In London sprangen die Aktien von Halma um 13% in die Höhe, da die Gewinne des Herstellers von Sicherheitsausrüstungen beeindruckten. Der Gewinn vor Steuern stieg in dem am 31. März abgeschlossenen Geschäftsjahr um 17% auf 340,3 Mio. GBP (Vorjahr: 291,5 Mio. GBP), während der Umsatz um 9,8% auf 2,03 Mrd. GBP (Vorjahr: 1,85 Mrd. GBP) kletterte.

Halma empfahl eine Schlussdividende von 13,20 Pence pro Aktie, was einem Anstieg von 7,0% gegenüber 12,34 Pence im Vorjahr entspricht. Damit steigt die Gesamtausschüttung auf 21,61 Pence, ein Plus von 7,0% gegenüber 20,20 Pence.

AJ Bell-Analyst Russ Mould kommentierte: "Die Konzentration des Unternehmens auf Nischenbereiche und die Bereitstellung von technologiegestützten Lösungen für Gesundheit, Sicherheit und Umwelt hat sich wieder einmal als Erfolgsrezept erwiesen."

Aktien, die von Zinssorgen betroffen sind, hatten dagegen zu kämpfen. Der Hausbaukonzern Persimmon verlor 3,8% und der Immobilieninvestor Land Securities gab 3,2% nach. Die beiden gehörten zu den schlechtesten Werten im FTSE 100.
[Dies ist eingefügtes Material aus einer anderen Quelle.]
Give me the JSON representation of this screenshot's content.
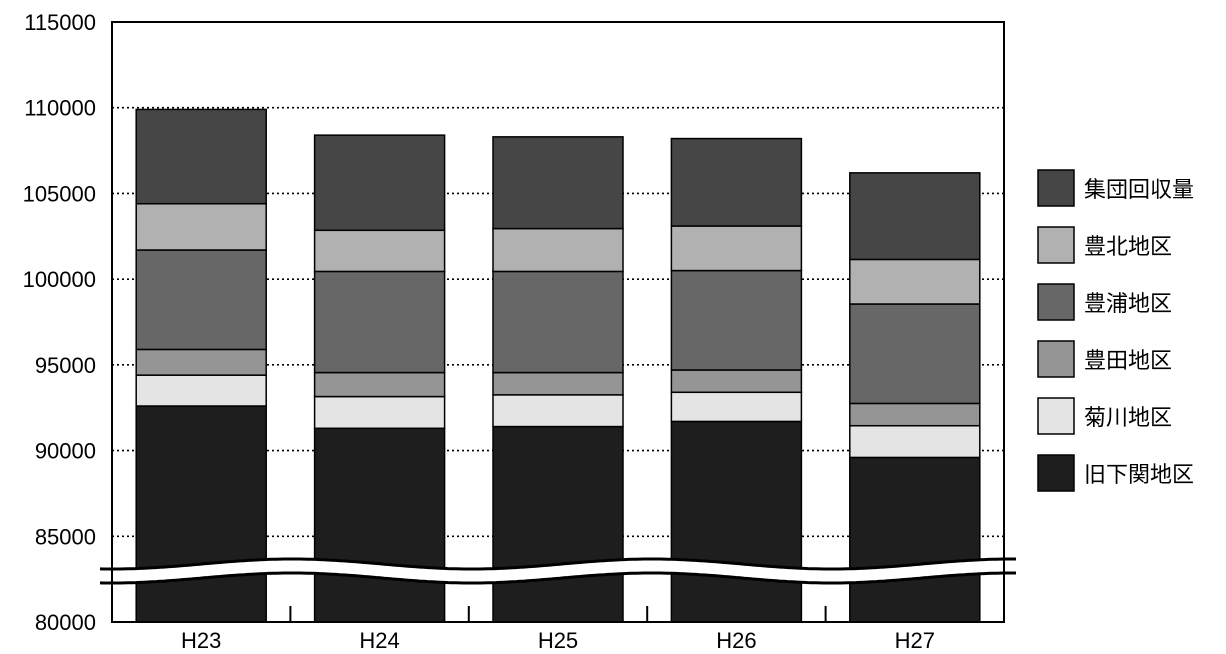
{
  "chart_data": {
    "type": "bar",
    "stacked": true,
    "categories": [
      "H23",
      "H24",
      "H25",
      "H26",
      "H27"
    ],
    "series": [
      {
        "name": "旧下関地区",
        "color": "#1e1e1e",
        "values": [
          92600,
          91300,
          91400,
          91700,
          89600
        ]
      },
      {
        "name": "菊川地区",
        "color": "#e4e4e4",
        "values": [
          1800,
          1850,
          1850,
          1700,
          1850
        ]
      },
      {
        "name": "豊田地区",
        "color": "#959595",
        "values": [
          1500,
          1400,
          1300,
          1300,
          1300
        ]
      },
      {
        "name": "豊浦地区",
        "color": "#676767",
        "values": [
          5800,
          5900,
          5900,
          5800,
          5800
        ]
      },
      {
        "name": "豊北地区",
        "color": "#b1b1b1",
        "values": [
          2700,
          2400,
          2500,
          2600,
          2600
        ]
      },
      {
        "name": "集団回収量",
        "color": "#464646",
        "values": [
          5500,
          5550,
          5350,
          5100,
          5050
        ]
      }
    ],
    "ylim": [
      80000,
      115000
    ],
    "yticks": [
      80000,
      85000,
      90000,
      95000,
      100000,
      105000,
      110000,
      115000
    ],
    "axis_break": true,
    "grid": "dotted horizontal",
    "legend": "right",
    "title": "",
    "xlabel": "",
    "ylabel": ""
  }
}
Wise stürzten um 11% ab. Enttäuschende Prognosen trübten den Glanz eines Jahres voller finanzieller Fortschritte und Kundengewinne.
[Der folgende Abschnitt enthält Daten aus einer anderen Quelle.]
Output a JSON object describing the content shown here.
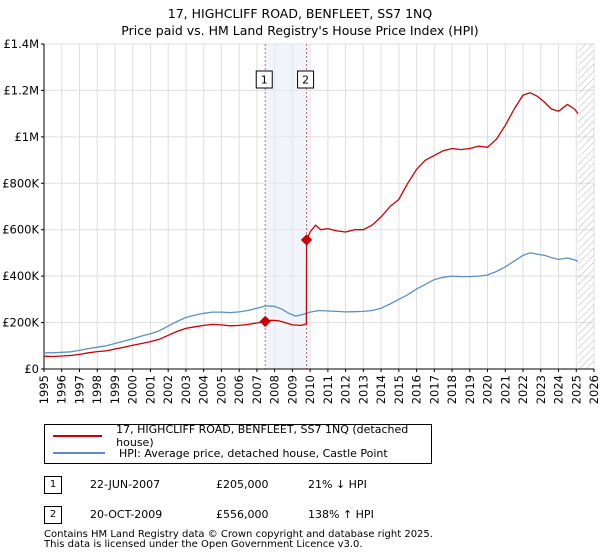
{
  "title": "17, HIGHCLIFF ROAD, BENFLEET, SS7 1NQ",
  "subtitle": "Price paid vs. HM Land Registry's House Price Index (HPI)",
  "legend": {
    "property": "17, HIGHCLIFF ROAD, BENFLEET, SS7 1NQ (detached house)",
    "hpi": "HPI: Average price, detached house, Castle Point"
  },
  "transactions": [
    {
      "num": "1",
      "date": "22-JUN-2007",
      "price": "£205,000",
      "hpi_change": "21% ↓ HPI"
    },
    {
      "num": "2",
      "date": "20-OCT-2009",
      "price": "£556,000",
      "hpi_change": "138% ↑ HPI"
    }
  ],
  "footer": {
    "line1": "Contains HM Land Registry data © Crown copyright and database right 2025.",
    "line2": "This data is licensed under the Open Government Licence v3.0."
  },
  "colors": {
    "property": "#cc0000",
    "hpi": "#5b8fcc",
    "marker_line": "#e06060",
    "grid": "#dddddd",
    "hatch": "#b0b0b0"
  },
  "chart_data": {
    "type": "line",
    "title": "17, HIGHCLIFF ROAD, BENFLEET, SS7 1NQ",
    "subtitle": "Price paid vs. HM Land Registry's House Price Index (HPI)",
    "xlabel": "",
    "ylabel": "",
    "xlim": [
      1995,
      2026
    ],
    "ylim": [
      0,
      1400000
    ],
    "y_ticks": [
      0,
      200000,
      400000,
      600000,
      800000,
      1000000,
      1200000,
      1400000
    ],
    "y_tick_labels": [
      "£0",
      "£200K",
      "£400K",
      "£600K",
      "£800K",
      "£1M",
      "£1.2M",
      "£1.4M"
    ],
    "x_ticks": [
      1995,
      1996,
      1997,
      1998,
      1999,
      2000,
      2001,
      2002,
      2003,
      2004,
      2005,
      2006,
      2007,
      2008,
      2009,
      2010,
      2011,
      2012,
      2013,
      2014,
      2015,
      2016,
      2017,
      2018,
      2019,
      2020,
      2021,
      2022,
      2023,
      2024,
      2025,
      2026
    ],
    "grid": true,
    "hatched_future_from": 2025.1,
    "series": [
      {
        "name": "17, HIGHCLIFF ROAD, BENFLEET, SS7 1NQ (detached house)",
        "color": "#cc0000",
        "x": [
          1995.0,
          1995.5,
          1996.0,
          1996.5,
          1997.0,
          1997.5,
          1998.0,
          1998.5,
          1999.0,
          1999.5,
          2000.0,
          2000.5,
          2001.0,
          2001.5,
          2002.0,
          2002.5,
          2003.0,
          2003.5,
          2004.0,
          2004.5,
          2005.0,
          2005.5,
          2006.0,
          2006.5,
          2007.0,
          2007.47,
          2007.8,
          2008.2,
          2008.6,
          2009.0,
          2009.5,
          2009.79,
          2009.8,
          2010.0,
          2010.3,
          2010.6,
          2011.0,
          2011.5,
          2012.0,
          2012.5,
          2013.0,
          2013.5,
          2014.0,
          2014.5,
          2015.0,
          2015.5,
          2016.0,
          2016.5,
          2017.0,
          2017.5,
          2018.0,
          2018.5,
          2019.0,
          2019.5,
          2020.0,
          2020.5,
          2021.0,
          2021.5,
          2022.0,
          2022.4,
          2022.8,
          2023.2,
          2023.6,
          2024.0,
          2024.5,
          2024.9,
          2025.1
        ],
        "values": [
          55000,
          54000,
          56000,
          58000,
          63000,
          70000,
          75000,
          78000,
          86000,
          94000,
          102000,
          110000,
          118000,
          128000,
          145000,
          162000,
          175000,
          182000,
          188000,
          192000,
          190000,
          186000,
          188000,
          192000,
          198000,
          205000,
          210000,
          208000,
          200000,
          190000,
          188000,
          195000,
          556000,
          590000,
          620000,
          600000,
          605000,
          595000,
          590000,
          600000,
          600000,
          620000,
          655000,
          700000,
          730000,
          800000,
          860000,
          900000,
          920000,
          940000,
          950000,
          945000,
          950000,
          960000,
          955000,
          990000,
          1050000,
          1120000,
          1180000,
          1190000,
          1175000,
          1150000,
          1120000,
          1110000,
          1140000,
          1120000,
          1100000
        ]
      },
      {
        "name": "HPI: Average price, detached house, Castle Point",
        "color": "#5b8fcc",
        "x": [
          1995.0,
          1995.5,
          1996.0,
          1996.5,
          1997.0,
          1997.5,
          1998.0,
          1998.5,
          1999.0,
          1999.5,
          2000.0,
          2000.5,
          2001.0,
          2001.5,
          2002.0,
          2002.5,
          2003.0,
          2003.5,
          2004.0,
          2004.5,
          2005.0,
          2005.5,
          2006.0,
          2006.5,
          2007.0,
          2007.5,
          2008.0,
          2008.4,
          2008.8,
          2009.2,
          2009.6,
          2010.0,
          2010.5,
          2011.0,
          2011.5,
          2012.0,
          2012.5,
          2013.0,
          2013.5,
          2014.0,
          2014.5,
          2015.0,
          2015.5,
          2016.0,
          2016.5,
          2017.0,
          2017.5,
          2018.0,
          2018.5,
          2019.0,
          2019.5,
          2020.0,
          2020.5,
          2021.0,
          2021.5,
          2022.0,
          2022.4,
          2022.8,
          2023.2,
          2023.6,
          2024.0,
          2024.5,
          2024.9,
          2025.1
        ],
        "values": [
          70000,
          70000,
          72000,
          74000,
          80000,
          88000,
          94000,
          100000,
          110000,
          120000,
          130000,
          142000,
          152000,
          165000,
          185000,
          205000,
          222000,
          232000,
          240000,
          245000,
          245000,
          243000,
          246000,
          252000,
          262000,
          272000,
          270000,
          258000,
          240000,
          228000,
          235000,
          245000,
          252000,
          250000,
          248000,
          246000,
          247000,
          248000,
          252000,
          262000,
          280000,
          300000,
          320000,
          345000,
          365000,
          385000,
          395000,
          400000,
          398000,
          398000,
          400000,
          405000,
          420000,
          440000,
          465000,
          490000,
          500000,
          495000,
          490000,
          480000,
          472000,
          478000,
          470000,
          465000
        ]
      }
    ],
    "markers": [
      {
        "label": "1",
        "x": 2007.47,
        "y": 205000
      },
      {
        "label": "2",
        "x": 2009.8,
        "y": 556000
      }
    ]
  }
}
Der in London ansässige Geldtransferdienstleister meldete für das am 31. März beendete Geschäftsjahr einen Umsatzsprung von 24% auf 1,05 Mrd. GBP, verglichen mit 846,1 Mio. GBP im Vorjahr.

Der Gewinn vor Steuern stieg auf 481,4 Millionen GBP, mehr als das Dreifache der 146,5 Millionen GBP des Vorjahres. Der bereinigte Vorsteuergewinn stieg von 74,3 Mio. GBP auf 241,8 Mio. GBP.

Mit Blick auf die Zukunft erwartet Wise für das Geschäftsjahr 2025 ein jährliches Wachstum der bereinigten Erträge von 15% bis 20%, "angetrieben durch das Kundenwachstum."

Mittelfristig erwartet Wise eine bereinigte Vorsteuermarge von 13% bis 16%.

Der Broker Jefferies sagte, dass die Prognose für das bereinigte Einkommen im Jahr 2025 in der Mitte 2% unter dem Konsens von 1,41 Milliarden GBP liege.

Schlimmer noch, Jefferies sagte, die Prognose für die zugrunde liegende Vorsteuermarge impliziere einen Vorsteuergewinn von 175 bis 225 Millionen GBP, 19% unter dem Konsens von 247 Millionen GBP.

Brent-Öl notierte am späten Donnerstag in London bei 82,53 USD pro Barrel, gegenüber 82,07 USD am späten Mittwoch. Gold notierte bei USD2.307,79 je Unze und damit unter USD2.326,83.

Nach der BoJ-Entscheidung vom Freitag stehen um 1000 BST die Handelsdaten der Eurozone auf dem Wirtschaftskalender.

Der lokale Unternehmenskalender enthält eine Handelserklärung des Lebensmittelhändlers Tesco.